The dongle is going the way of dinosaurs and dodo birds.

Faculty, students and staff will no longer have to fiddle with cables and oddly named adaptors when connecting their laptops to conference room TV monitors and classroom projectors. Instead, they can connect wirelessly with a new technology called Airtame that the university’s Information Technology Office is rolling out across campus.

“We think this wireless presentation technology is going to be a game-changer in terms of ease of use, and will reduce the number of service calls that come in to the Help Desk,” says Mike Lucas, senior director of Information Technology Services and Instructional Technology Support.

The initiative, under the direction of Assoc. Vice Chancellor for Information Technology and Chief Information Officer Michael Cipriano, helps ensure that classrooms and learning spaces support rich media and active learning approaches — all goals of the university’s 2020 Strategic Plan.

Lucas and his team began equipping 15 conference rooms at University Crossing with Airtame over winter break. They have since moved on to the most heavily used conference rooms across campus. Lucas estimates that all 75 conference rooms and 200 classrooms on campus will be equipped with the new wireless presentation technology within two years. The Airtame hardware, which is about the size of a car key, is plugged into an HDMI port on the room’s video screen and connected to the university’s network.

When someone wants to connect wirelessly to an Airtame-enabled monitor for the first time, they start by connecting their laptop to the university’s secure wireless network, eduroam. They then go to airtame.com/start and do a one-time download of the application to their laptop. Upon launching the program, they type in the room’s URL, which is displayed on the room’s monitor. They then get a unique access code, which they type in to connect. 

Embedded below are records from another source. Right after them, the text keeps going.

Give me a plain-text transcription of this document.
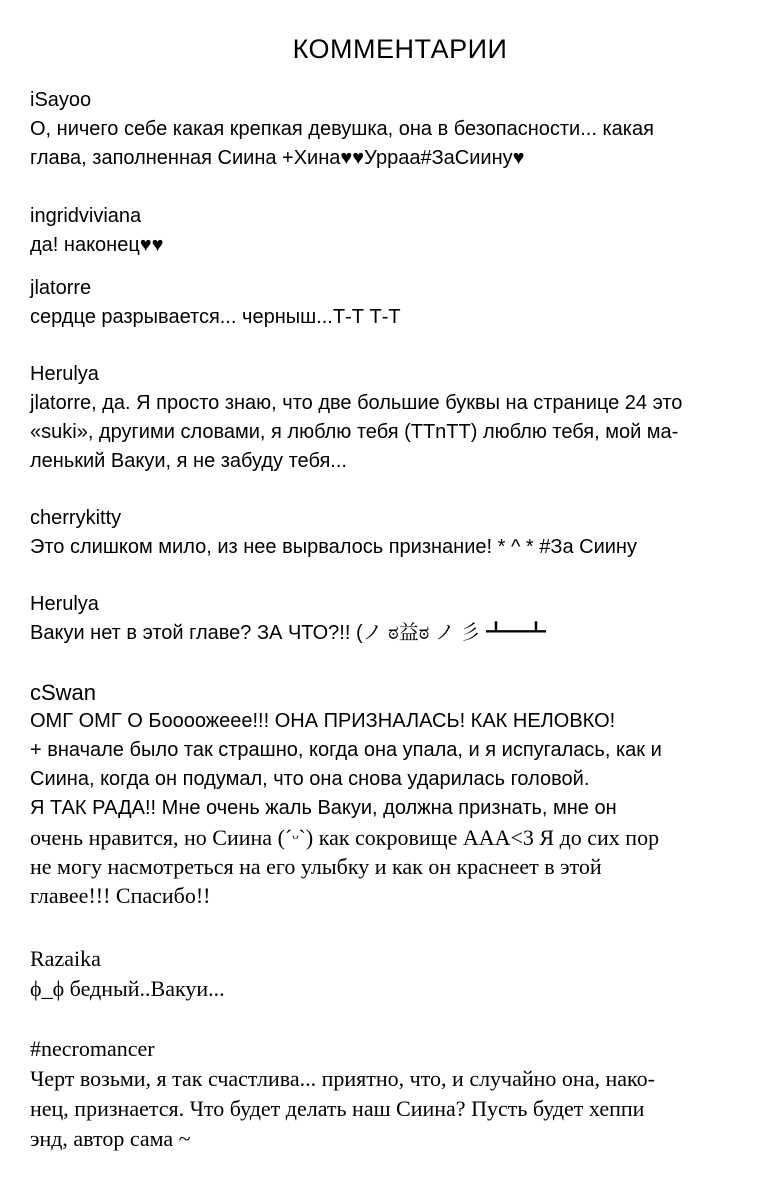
КОММЕНТАРИИ
iSayoo
О, ничего себе какая крепкая девушка, она в безопасности... какая
глава, заполненная Сиина +Хина♥♥Урраа#ЗаСиину♥
ingridviviana
да! наконец♥♥
jlatorre
сердце разрывается... черныш...Т-Т Т-Т
Herulya
jlatorre, да. Я просто знаю, что две большие буквы на странице 24 это
«suki», другими словами, я люблю тебя (TTnTT) люблю тебя, мой ма-
ленький Вакуи, я не забуду тебя...
cherrykitty
Это слишком мило, из нее вырвалось признание! * ^ * #За Сиину
Herulya
Вакуи нет в этой главе? ЗА ЧТО?!! (ノ ಠ益ಠ ノ 彡 ┻━┻
cSwan
ОМГ ОМГ О Боооожеее!!! ОНА ПРИЗНАЛАСЬ! КАК НЕЛОВКО!
+ вначале было так страшно, когда она упала, и я испугалась, как и
Сиина, когда он подумал, что она снова ударилась головой.
Я ТАК РАДА!! Мне очень жаль Вакуи, должна признать, мне он
очень нравится, но Сиина (´ᵕ`) как сокровище ААА<3 Я до сих пор
не могу насмотреться на его улыбку и как он краснеет в этой
главее!!! Спасибо!!
Razaika
ϕ_ϕ бедный..Вакуи...
#necromancer
Черт возьми, я так счастлива... приятно, что, и случайно она, нако-
нец, признается. Что будет делать наш Сиина? Пусть будет хеппи
энд, автор сама ~
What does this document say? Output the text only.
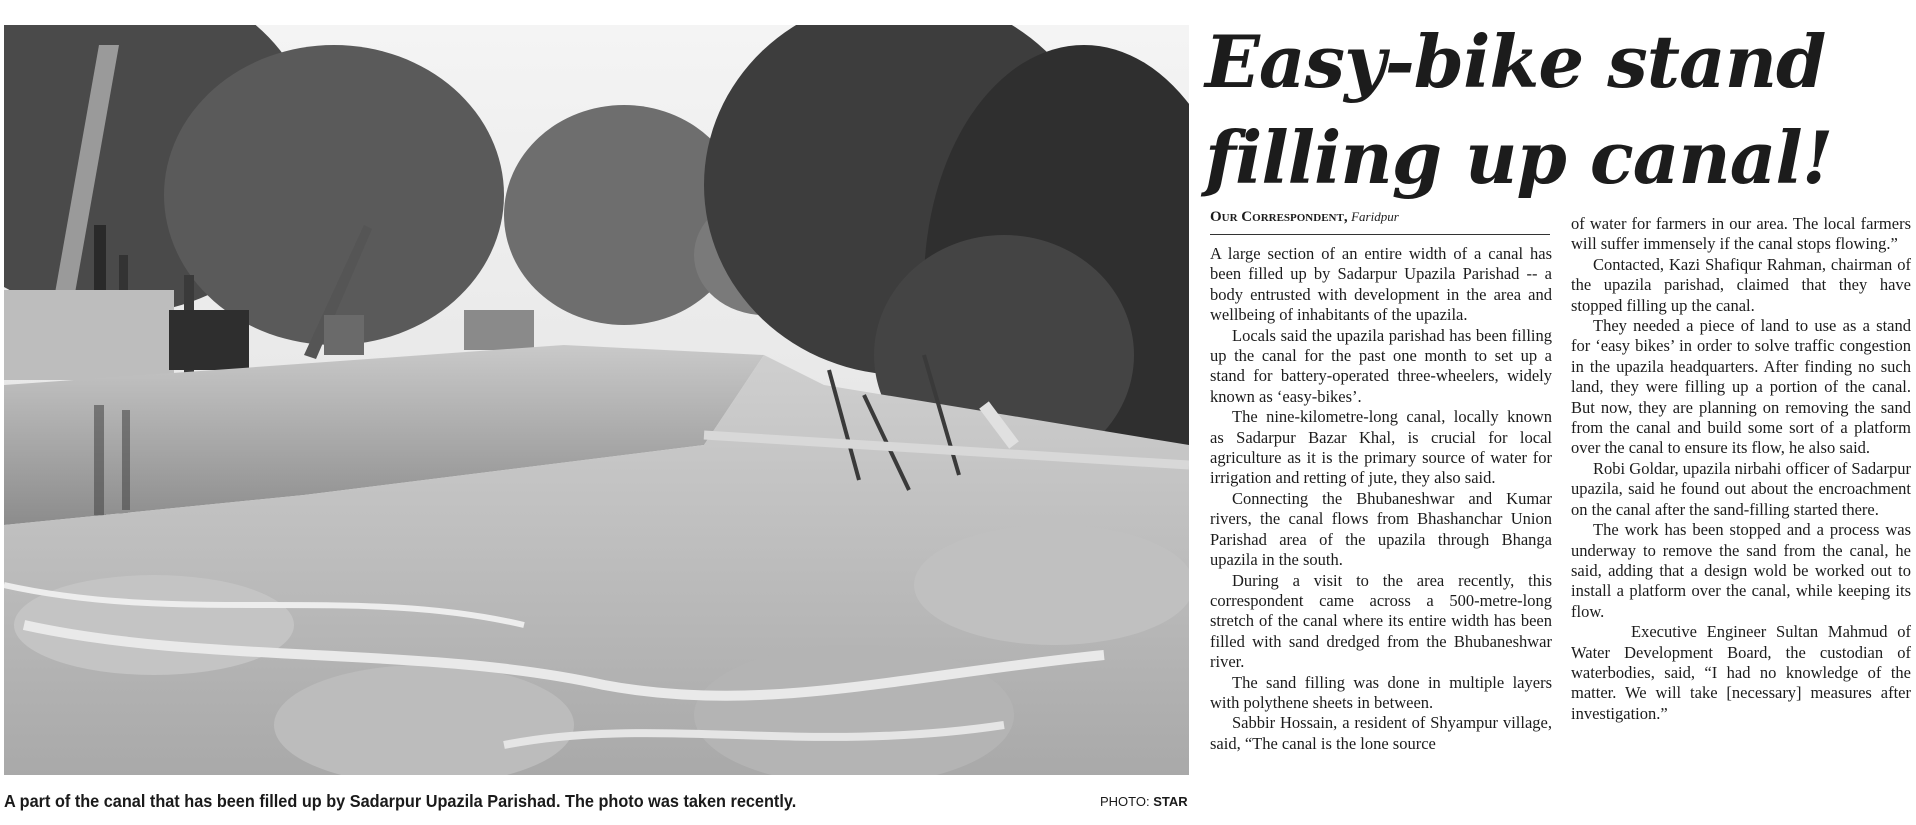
A part of the canal that has been filled up by Sadarpur Upazila Parishad. The photo was taken recently.	PHOTO: STAR
Easy-bike stand
filling up canal!
Our Correspondent, Faridpur

A large section of an entire width of a canal has been filled up by Sadarpur Upazila Parishad -- a body entrusted with development in the area and wellbeing of inhabitants of the upazila.

Locals said the upazila parishad has been filling up the canal for the past one month to set up a stand for battery-operated three-wheelers, widely known as ‘easy-bikes’.

The nine-kilometre-long canal, locally known as Sadarpur Bazar Khal, is crucial for local agriculture as it is the primary source of water for irrigation and retting of jute, they also said.

Connecting the Bhubaneshwar and Kumar rivers, the canal flows from Bhashanchar Union Parishad area of the upazila through Bhanga upazila in the south.

During a visit to the area recently, this correspondent came across a 500-metre-long stretch of the canal where its entire width has been filled with sand dredged from the Bhubaneshwar river.

The sand filling was done in multiple layers with polythene sheets in between.

Sabbir Hossain, a resident of Shyampur village, said, “The canal is the lone source

of water for farmers in our area. The local farmers will suffer immensely if the canal stops flowing.”

Contacted, Kazi Shafiqur Rahman, chairman of the upazila parishad, claimed that they have stopped filling up the canal.

They needed a piece of land to use as a stand for ‘easy bikes’ in order to solve traffic congestion in the upazila headquarters. After finding no such land, they were filling up a portion of the canal. But now, they are planning on removing the sand from the canal and build some sort of a platform over the canal to ensure its flow, he also said.

Robi Goldar, upazila nirbahi officer of Sadarpur upazila, said he found out about the encroachment on the canal after the sand-filling started there.

The work has been stopped and a process was underway to remove the sand from the canal, he said, adding that a design wold be worked out to install a platform over the canal, while keeping its flow.

Executive Engineer Sultan Mahmud of Water Development Board, the custodian of waterbodies, said, “I had no knowledge of the matter. We will take [necessary] measures after investigation.”
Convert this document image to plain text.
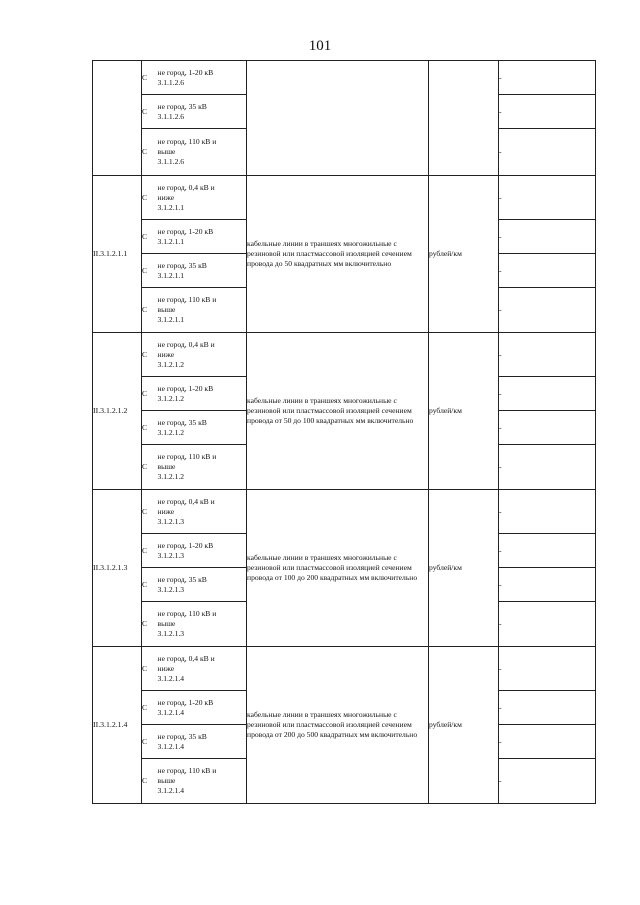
101
	С	не город, 1-20 кВ
3.1.1.2.6			-
	С	не город, 35 кВ
3.1.1.2.6			-
	С	не город, 110 кВ и
выше
3.1.1.2.6			-
II.3.1.2.1.1	С	не город, 0,4 кВ и
ниже
3.1.2.1.1	кабельные линии в траншеях многожильные с резиновой или пластмассовой изоляцией сечением провода до 50 квадратных мм включительно	рублей/км	-
	С	не город, 1-20 кВ
3.1.2.1.1			-
	С	не город, 35 кВ
3.1.2.1.1			-
	С	не город, 110 кВ и
выше
3.1.2.1.1			-
II.3.1.2.1.2	С	не город, 0,4 кВ и
ниже
3.1.2.1.2	кабельные линии в траншеях многожильные с резиновой или пластмассовой изоляцией сечением провода от 50 до 100 квадратных мм включительно	рублей/км	-
	С	не город, 1-20 кВ
3.1.2.1.2			-
	С	не город, 35 кВ
3.1.2.1.2			-
	С	не город, 110 кВ и
выше
3.1.2.1.2			-
II.3.1.2.1.3	С	не город, 0,4 кВ и
ниже
3.1.2.1.3	кабельные линии в траншеях многожильные с резиновой или пластмассовой изоляцией сечением провода от 100 до 200 квадратных мм включительно	рублей/км	-
	С	не город, 1-20 кВ
3.1.2.1.3			-
	С	не город, 35 кВ
3.1.2.1.3			-
	С	не город, 110 кВ и
выше
3.1.2.1.3			-
II.3.1.2.1.4	С	не город, 0,4 кВ и
ниже
3.1.2.1.4	кабельные линии в траншеях многожильные с резиновой или пластмассовой изоляцией сечением провода от 200 до 500 квадратных мм включительно	рублей/км	-
	С	не город, 1-20 кВ
3.1.2.1.4			-
	С	не город, 35 кВ
3.1.2.1.4			-
	С	не город, 110 кВ и
выше
3.1.2.1.4			-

On subsequent uses, they simply open the Airtame app on their device and enter the room’s URL and generated code. Outside guests of the university will also be able to connect to Airtame through the university’s guest wireless network. 

Lucas and his team are posting instruction placards next to Airtame-enabled monitors to help explain the connection process, and Help Desk staff have also been trained to walk users through the steps. 

With technology constantly changing, Lucas says the move to wireless helps circumvent the connection issues that so many people encounter.

“As USB-C cables come out, or micro HDMI, or whatever flavor is coming in six months from Apple, it’s tough for us to support every single dongle that’s out there,” Lucas says. “This eliminates the problem.”

For courses that use the active learning model, Lucas says the university may install an enhanced version of the Airtame product that would allow several students to connect to one screen at the same time, or one student to connect to as many as four screens at once. 

Airtame also allows the IT department to monitor the devices on the network by building. So, if someone is having trouble connecting to a specific classroom or conference room, IT staffers can reboot the device remotely or even update the software.

“This is the standard that the audio-visual industry is moving toward,” Lucas says. “This is the simplest solution – simplest download, simplest back-end management – and so far the performance has really been there.”